Well Mrs1980... on the surface it does sound hokey that he has so many darn emails. That's weird, IMO.


----------



## TheFamilyMan (May 4, 2011)

is he involved in any business you may not know about? cause he could be using the emails you do not recognize for some kind of business... does he travel to Canada at all?


----------



## Mrs1980 (May 6, 2011)

We've only gone to Canada on 2 occasions-Windsor and Toronto once each since we've been together. It looks like a lot of the addresses are west coast-Vancover Alberta British Columbia. He doesn't travel at all for business...Any ideas?


----------



## uhaul4mybaggage (Jul 20, 2010)

Okay, so your predicament intrigued me. I put my own email address into the google bar, and it came up with emailfinder.com, and it also came up with my Picassa photos, which I could then click on and look at. I would keep quiet for now, and get the last 5 or so most recent addresses, plus any that stand out as very regularly used. Plug them into google from a computer NOT at your house, and see what you get. THen let us know.


----------



## mmiller1234576 (May 3, 2011)

Just my .02 on the emails piling up. There is a setting on a large number of ISP/Email providers that keep track and all all incoming email addresses to a persons address book. The idea is if your getting emails from someone, you would want to keep their address. 
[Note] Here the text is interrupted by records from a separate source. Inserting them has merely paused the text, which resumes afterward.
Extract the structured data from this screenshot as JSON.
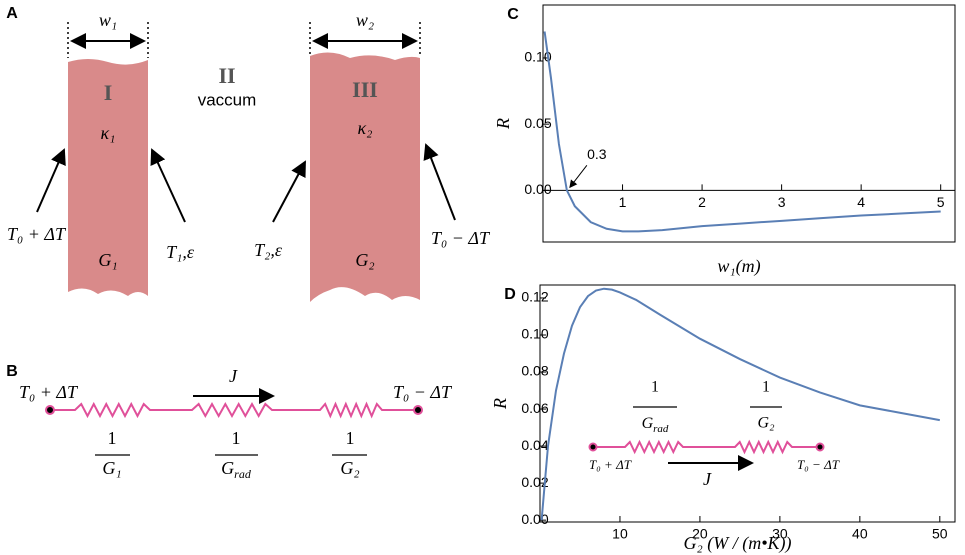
{
  "diagram": {
    "panel_a": {
      "label": "A",
      "w1": "w₁",
      "w2": "w₂",
      "region_1": "I",
      "region_2": "II",
      "vacuum": "vaccum",
      "region_3": "III",
      "kappa1": "κ₁",
      "kappa2": "κ₂",
      "left_temp": "T₀ + ΔT",
      "t1": "T₁,ε",
      "t2": "T₂,ε",
      "right_temp": "T₀ − ΔT",
      "g1": "G₁",
      "g2": "G₂"
    },
    "panel_b": {
      "label": "B",
      "left_temp": "T₀ + ΔT",
      "right_temp": "T₀ − ΔT",
      "flux": "J",
      "num1": "1",
      "den1": "G₁",
      "num2": "1",
      "den2": {
        "base": "G",
        "sub": "rad"
      },
      "num3": "1",
      "den3": "G₂"
    },
    "inset_d": {
      "num1": "1",
      "den1": {
        "base": "G",
        "sub": "rad"
      },
      "num2": "1",
      "den2": "G₂",
      "left_temp": "T₀ + ΔT",
      "right_temp": "T₀ − ΔT",
      "flux": "J"
    }
  },
  "chart_data": [
    {
      "type": "line",
      "panel": "C",
      "y_label": "R",
      "x_label": "w₁(m)",
      "color": "#5a7fb5",
      "xaxis_at": 0,
      "x": [
        0.02,
        0.1,
        0.2,
        0.3,
        0.4,
        0.6,
        0.8,
        1.0,
        1.2,
        1.5,
        2,
        2.5,
        3,
        3.5,
        4,
        4.5,
        5
      ],
      "values": [
        0.12,
        0.085,
        0.035,
        0.0,
        -0.012,
        -0.024,
        -0.029,
        -0.031,
        -0.031,
        -0.03,
        -0.027,
        -0.025,
        -0.023,
        -0.021,
        -0.019,
        -0.0175,
        -0.016
      ],
      "xlim": [
        0,
        5.18
      ],
      "ylim": [
        -0.039,
        0.14
      ],
      "xticks": [
        1,
        2,
        3,
        4,
        5
      ],
      "yticks": [
        {
          "value": 0,
          "label": "0.00"
        },
        {
          "value": 0.05,
          "label": "0.05"
        },
        {
          "value": 0.1,
          "label": "0.10"
        }
      ],
      "annotation": {
        "text": "0.3",
        "x": 0.3
      }
    },
    {
      "type": "line",
      "panel": "D",
      "y_label": "R",
      "x_label": "G₂ (W / (m•K))",
      "color": "#5a7fb5",
      "x": [
        0.2,
        1,
        2,
        3,
        4,
        5,
        6,
        7,
        8,
        9,
        10,
        12,
        15,
        20,
        25,
        30,
        35,
        40,
        45,
        50
      ],
      "values": [
        0,
        0.04,
        0.07,
        0.09,
        0.105,
        0.115,
        0.121,
        0.124,
        0.125,
        0.1245,
        0.123,
        0.119,
        0.111,
        0.098,
        0.087,
        0.077,
        0.069,
        0.062,
        0.058,
        0.054
      ],
      "xlim": [
        0,
        51.9
      ],
      "ylim": [
        -0.001,
        0.127
      ],
      "xticks": [
        10,
        20,
        30,
        40,
        50
      ],
      "yticks": [
        {
          "value": 0,
          "label": "0.00"
        },
        {
          "value": 0.02,
          "label": "0.02"
        },
        {
          "value": 0.04,
          "label": "0.04"
        },
        {
          "value": 0.06,
          "label": "0.06"
        },
        {
          "value": 0.08,
          "label": "0.08"
        },
        {
          "value": 0.1,
          "label": "0.10"
        },
        {
          "value": 0.12,
          "label": "0.12"
        }
      ]
    }
  ]
}
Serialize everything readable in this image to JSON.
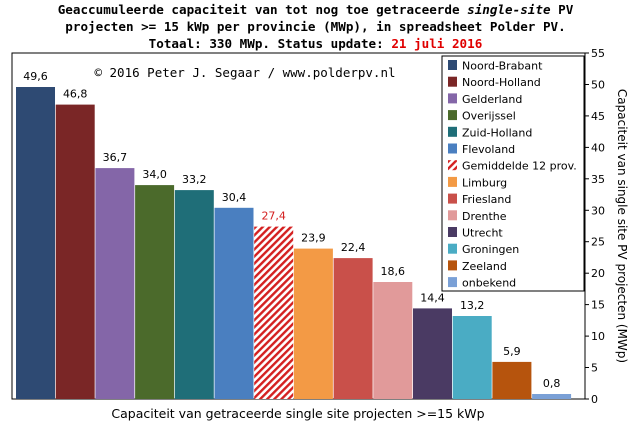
{
  "header": {
    "line1_a": "Geaccumuleerde capaciteit van tot nog toe getraceerde ",
    "line1_em": "single-site",
    "line1_b": " PV",
    "line2": "projecten >= 15 kWp per provincie (MWp), in spreadsheet Polder PV.",
    "line3_a": "Totaal: 330 MWp. Status update: ",
    "line3_date": "21 juli 2016"
  },
  "chart_data": {
    "type": "bar",
    "copyright": "© 2016 Peter J. Segaar / www.polderpv.nl",
    "xlabel": "Capaciteit van getraceerde single site projecten >=15 kWp",
    "ylabel": "Capaciteit van single site PV projecten (MWp)",
    "ylim": [
      0,
      55
    ],
    "yticks": [
      0,
      5,
      10,
      15,
      20,
      25,
      30,
      35,
      40,
      45,
      50,
      55
    ],
    "axis_side": "right",
    "grid": false,
    "legend_position": "top-right",
    "categories": [
      "Noord-Brabant",
      "Noord-Holland",
      "Gelderland",
      "Overijssel",
      "Zuid-Holland",
      "Flevoland",
      "Gemiddelde 12 prov.",
      "Limburg",
      "Friesland",
      "Drenthe",
      "Utrecht",
      "Groningen",
      "Zeeland",
      "onbekend"
    ],
    "values": [
      49.6,
      46.8,
      36.7,
      34.0,
      33.2,
      30.4,
      27.4,
      23.9,
      22.4,
      18.6,
      14.4,
      13.2,
      5.9,
      0.8
    ],
    "value_labels": [
      "49,6",
      "46,8",
      "36,7",
      "34,0",
      "33,2",
      "30,4",
      "27,4",
      "23,9",
      "22,4",
      "18,6",
      "14,4",
      "13,2",
      "5,9",
      "0,8"
    ],
    "colors": [
      "#2e4a73",
      "#7a2626",
      "#8466a8",
      "#4b6a2b",
      "#1f6e78",
      "#4a7fc0",
      "hatch",
      "#f39a45",
      "#c9504a",
      "#e19a9a",
      "#4a3a63",
      "#4aacc4",
      "#b6540d",
      "#7aa0d6"
    ],
    "hatch_color": "#d42020",
    "highlight_label_color": "#d42020"
  }
}
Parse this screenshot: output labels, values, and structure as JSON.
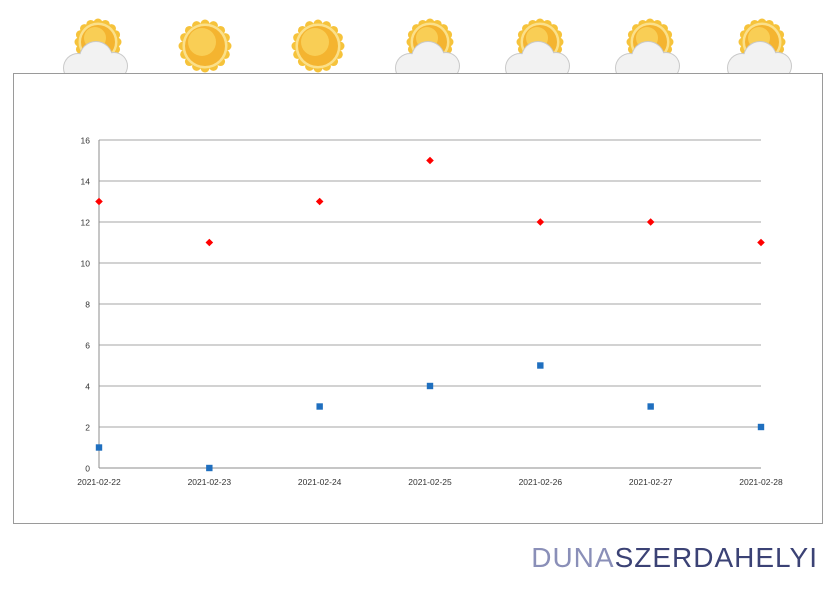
{
  "weather_icons": [
    {
      "icon": "partly-cloudy-icon"
    },
    {
      "icon": "sun-icon"
    },
    {
      "icon": "sun-icon"
    },
    {
      "icon": "partly-cloudy-icon"
    },
    {
      "icon": "partly-cloudy-icon"
    },
    {
      "icon": "partly-cloudy-icon"
    },
    {
      "icon": "partly-cloudy-icon"
    }
  ],
  "chart_data": {
    "type": "scatter",
    "categories": [
      "2021-02-22",
      "2021-02-23",
      "2021-02-24",
      "2021-02-25",
      "2021-02-26",
      "2021-02-27",
      "2021-02-28"
    ],
    "series": [
      {
        "values": [
          13,
          11,
          13,
          15,
          12,
          12,
          11
        ],
        "color": "#ff0000",
        "marker": "diamond"
      },
      {
        "values": [
          1,
          0,
          3,
          4,
          5,
          3,
          2
        ],
        "color": "#1f6fbf",
        "marker": "square"
      }
    ],
    "ylim": [
      0,
      16
    ],
    "yticks": [
      0,
      2,
      4,
      6,
      8,
      10,
      12,
      14,
      16
    ],
    "grid": true,
    "title": "",
    "xlabel": "",
    "ylabel": ""
  },
  "logo": {
    "part1": "DUNA",
    "part2": "SZERDAHELYI"
  }
}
one thing to look at is the sent items folder and see when it was accesses or used last. that could tell you if it has been uses recently. One other item is take the part after @blablabla.com and put it in a google search to see what types of companies they are. If you goto network solutions.com you can do a "whois" search and get some answers on what types of companies they are along with phone numbers and addresses


----------



## KathyGriffinFan (Apr 4, 2011)

You can go to various sites to input email addresses and see what you find.

Go here, here, or here and input the email addresses under the correct section and hit submit. Sometimes you get results and sometimes you don't.


----------